À Karachi, la grande ville du sud du Pakistan, l'opération de sauvetage a pris fin. Vendredi, l'Airbus A320 de la Pakistan International Airlines s'est écrasé sur un quartier résidentiel en ne laissant que deux survivants sur ses 99 passagers. Le témoignage de l'un d'eux a ému le monde entier. 53 secondes d'interview depuis son lit d'hôpital qui sont devenues virales sur les réseaux sociaux :  Après que l'avion a heurté le sol, "j'ai repris conscience et j'ai vu du feu partout. Personne n'était visible", se souvient le jeune homme de 24 ans. "Il y avait des cris d'enfants, d'adultes et de personnes âgées, des cris partout. Tout le monde essayait de survivre."
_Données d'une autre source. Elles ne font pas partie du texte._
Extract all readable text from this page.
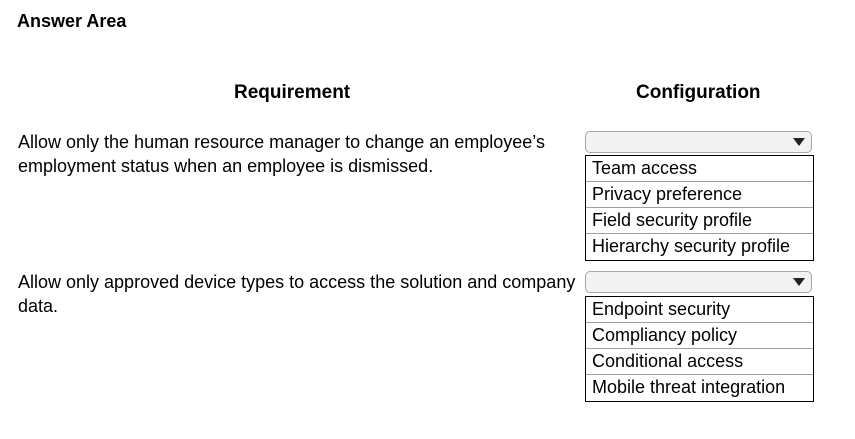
Answer Area
Requirement	Configuration
Allow only the human resource manager to change an employee’s employment status when an employee is dismissed.	Team access
Privacy preference
Field security profile
Hierarchy security profile
Allow only approved device types to access the solution and company data.	Endpoint security
Compliancy policy
Conditional access
Mobile threat integration
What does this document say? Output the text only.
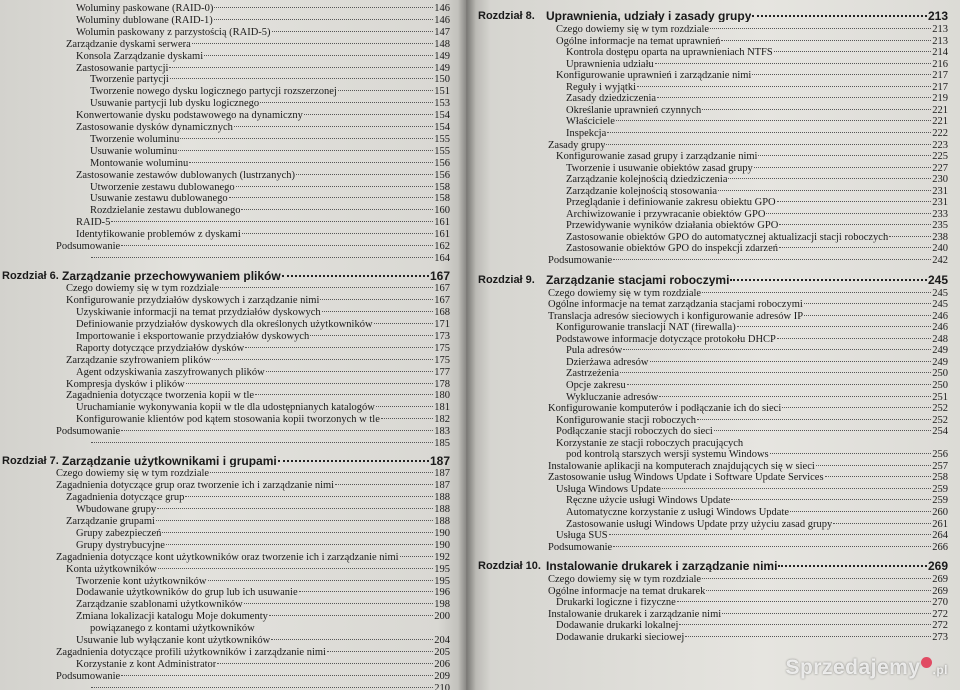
Woluminy paskowane (RAID-0)	146
Woluminy dublowane (RAID-1)	146
Wolumin paskowany z parzystością (RAID-5)	147
Zarządzanie dyskami serwera	148
Konsola Zarządzanie dyskami	149
Zastosowanie partycji	149
Tworzenie partycji	150
Tworzenie nowego dysku logicznego partycji rozszerzonej	151
Usuwanie partycji lub dysku logicznego	153
Konwertowanie dysku podstawowego na dynamiczny	154
Zastosowanie dysków dynamicznych	154
Tworzenie woluminu	155
Usuwanie woluminu	155
Montowanie woluminu	156
Zastosowanie zestawów dublowanych (lustrzanych)	156
Utworzenie zestawu dublowanego	158
Usuwanie zestawu dublowanego	158
Rozdzielanie zestawu dublowanego	160
RAID-5	161
Identyfikowanie problemów z dyskami	161
Podsumowanie	162
164
Rozdział 6. Zarządzanie przechowywaniem plików	167
Czego dowiemy się w tym rozdziale	167
Konfigurowanie przydziałów dyskowych i zarządzanie nimi	167
Uzyskiwanie informacji na temat przydziałów dyskowych	168
Definiowanie przydziałów dyskowych dla określonych użytkowników	171
Importowanie i eksportowanie przydziałów dyskowych	173
Raporty dotyczące przydziałów dysków	175
Zarządzanie szyfrowaniem plików	175
Agent odzyskiwania zaszyfrowanych plików	177
Kompresja dysków i plików	178
Zagadnienia dotyczące tworzenia kopii w tle	180
Uruchamianie wykonywania kopii w tle dla udostępnianych katalogów	181
Konfigurowanie klientów pod kątem stosowania kopii tworzonych w tle	182
Podsumowanie	183
185
Rozdział 7. Zarządzanie użytkownikami i grupami	187
Czego dowiemy się w tym rozdziale	187
Zagadnienia dotyczące grup oraz tworzenie ich i zarządzanie nimi	187
Zagadnienia dotyczące grup	188
Wbudowane grupy	188
Zarządzanie grupami	188
Grupy zabezpieczeń	190
Grupy dystrybucyjne	190
Zagadnienia dotyczące kont użytkowników oraz tworzenie ich i zarządzanie nimi	192
Konta użytkowników	195
Tworzenie kont użytkowników	195
Dodawanie użytkowników do grup lub ich usuwanie	196
Zarządzanie szablonami użytkowników	198
Zmiana lokalizacji katalogu Moje dokumenty	200
powiązanego z kontami użytkowników
Usuwanie lub wyłączanie kont użytkowników	204
Zagadnienia dotyczące profili użytkowników i zarządzanie nimi	205
Korzystanie z kont Administrator	206
Podsumowanie	209
210
Rozdział 8. Uprawnienia, udziały i zasady grupy	213
Czego dowiemy się w tym rozdziale	213
Ogólne informacje na temat uprawnień	213
Kontrola dostępu oparta na uprawnieniach NTFS	214
Uprawnienia udziału	216
Konfigurowanie uprawnień i zarządzanie nimi	217
Reguły i wyjątki	217
Zasady dziedziczenia	219
Określanie uprawnień czynnych	221
Właściciele	221
Inspekcja	222
Zasady grupy	223
Konfigurowanie zasad grupy i zarządzanie nimi	225
Tworzenie i usuwanie obiektów zasad grupy	227
Zarządzanie kolejnością dziedziczenia	230
Zarządzanie kolejnością stosowania	231
Przeglądanie i definiowanie zakresu obiektu GPO	231
Archiwizowanie i przywracanie obiektów GPO	233
Przewidywanie wyników działania obiektów GPO	235
Zastosowanie obiektów GPO do automatycznej aktualizacji stacji roboczych	238
Zastosowanie obiektów GPO do inspekcji zdarzeń	240
Podsumowanie	242
Rozdział 9. Zarządzanie stacjami roboczymi	245
Czego dowiemy się w tym rozdziale	245
Ogólne informacje na temat zarządzania stacjami roboczymi	245
Translacja adresów sieciowych i konfigurowanie adresów IP	246
Konfigurowanie translacji NAT (firewalla)	246
Podstawowe informacje dotyczące protokołu DHCP	248
Pula adresów	249
Dzierżawa adresów	249
Zastrzeżenia	250
Opcje zakresu	250
Wykluczanie adresów	251
Konfigurowanie komputerów i podłączanie ich do sieci	252
Konfigurowanie stacji roboczych	252
Podłączanie stacji roboczych do sieci	254
Korzystanie ze stacji roboczych pracujących
pod kontrolą starszych wersji systemu Windows	256
Instalowanie aplikacji na komputerach znajdujących się w sieci	257
Zastosowanie usług Windows Update i Software Update Services	258
Usługa Windows Update	259
Ręczne użycie usługi Windows Update	259
Automatyczne korzystanie z usługi Windows Update	260
Zastosowanie usługi Windows Update przy użyciu zasad grupy	261
Usługa SUS	264
Podsumowanie	266
Rozdział 10. Instalowanie drukarek i zarządzanie nimi	269
Czego dowiemy się w tym rozdziale	269
Ogólne informacje na temat drukarek	269
Drukarki logiczne i fizyczne	270
Instalowanie drukarek i zarządzanie nimi	272
Dodawanie drukarki lokalnej	272
Dodawanie drukarki sieciowej	273
Sprzedajemy .pl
"J'ai ouvert ma ceinture de sécurité, j'ai vu de la lumière et j'ai essayé d'aller dans cette direction. Ca a marché. De là, j'ai sauté" hors de l'aéronef", poursuit-il d'une voix claire, le visage visiblement indemne après la catastrophe. La porte de l'avion était-elle arrachée ? Peut-être, il ne sait pas comment il a pu sortir de l'avion. D'après un cadre du ministère de la Santé, le jeune homme souffre de brûlures, mais son état est stable.

Un deuxième miraculé

Un autre homme est lui-aussi miraculé. Il s'agit du président de la Bank of Punjab, une des plus importantes banques du pays.

"Il était blessé aux jambes, il était vivant, il parlait. Il m'a demandé de le sauver. J'ai essayé de forcer pour le sortir, mais ses jambes étaient sérieusement coincées dans la porte de secours", raconte un témoin.
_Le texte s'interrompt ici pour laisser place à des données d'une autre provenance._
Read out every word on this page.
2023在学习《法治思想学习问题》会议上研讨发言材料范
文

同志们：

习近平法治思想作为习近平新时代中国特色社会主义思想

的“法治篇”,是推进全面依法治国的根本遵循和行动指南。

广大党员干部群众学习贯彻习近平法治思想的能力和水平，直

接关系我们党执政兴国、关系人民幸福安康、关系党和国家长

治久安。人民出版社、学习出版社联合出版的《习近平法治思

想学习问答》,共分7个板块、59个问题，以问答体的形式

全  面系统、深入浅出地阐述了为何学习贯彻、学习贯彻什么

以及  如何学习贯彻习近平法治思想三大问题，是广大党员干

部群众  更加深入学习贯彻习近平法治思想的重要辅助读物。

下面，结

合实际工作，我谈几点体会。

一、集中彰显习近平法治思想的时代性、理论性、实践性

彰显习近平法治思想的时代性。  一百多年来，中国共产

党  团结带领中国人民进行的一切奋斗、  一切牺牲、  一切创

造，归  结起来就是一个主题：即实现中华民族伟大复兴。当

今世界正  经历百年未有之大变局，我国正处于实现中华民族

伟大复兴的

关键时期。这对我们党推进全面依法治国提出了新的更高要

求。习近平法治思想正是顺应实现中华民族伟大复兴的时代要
Les autres passagers n'ont pas réussi à échapper au brasier. Toute la nuit, les secouristes ont tenté de dégager des corps mais leur tâche est difficile. Un pompier a raconté à l'AFP que de nombreuses victimes avaient encore leur ceinture de sécurité attachée. Au moins 21 personnes ont jusqu'ici été identifiées, dont certaines ont déjà été inhumées. Un major, mort avec sa femme et leurs deux enfants, a reçu des funérailles militaires. Au moins deux autres gradés ont été inhumés à Karachi.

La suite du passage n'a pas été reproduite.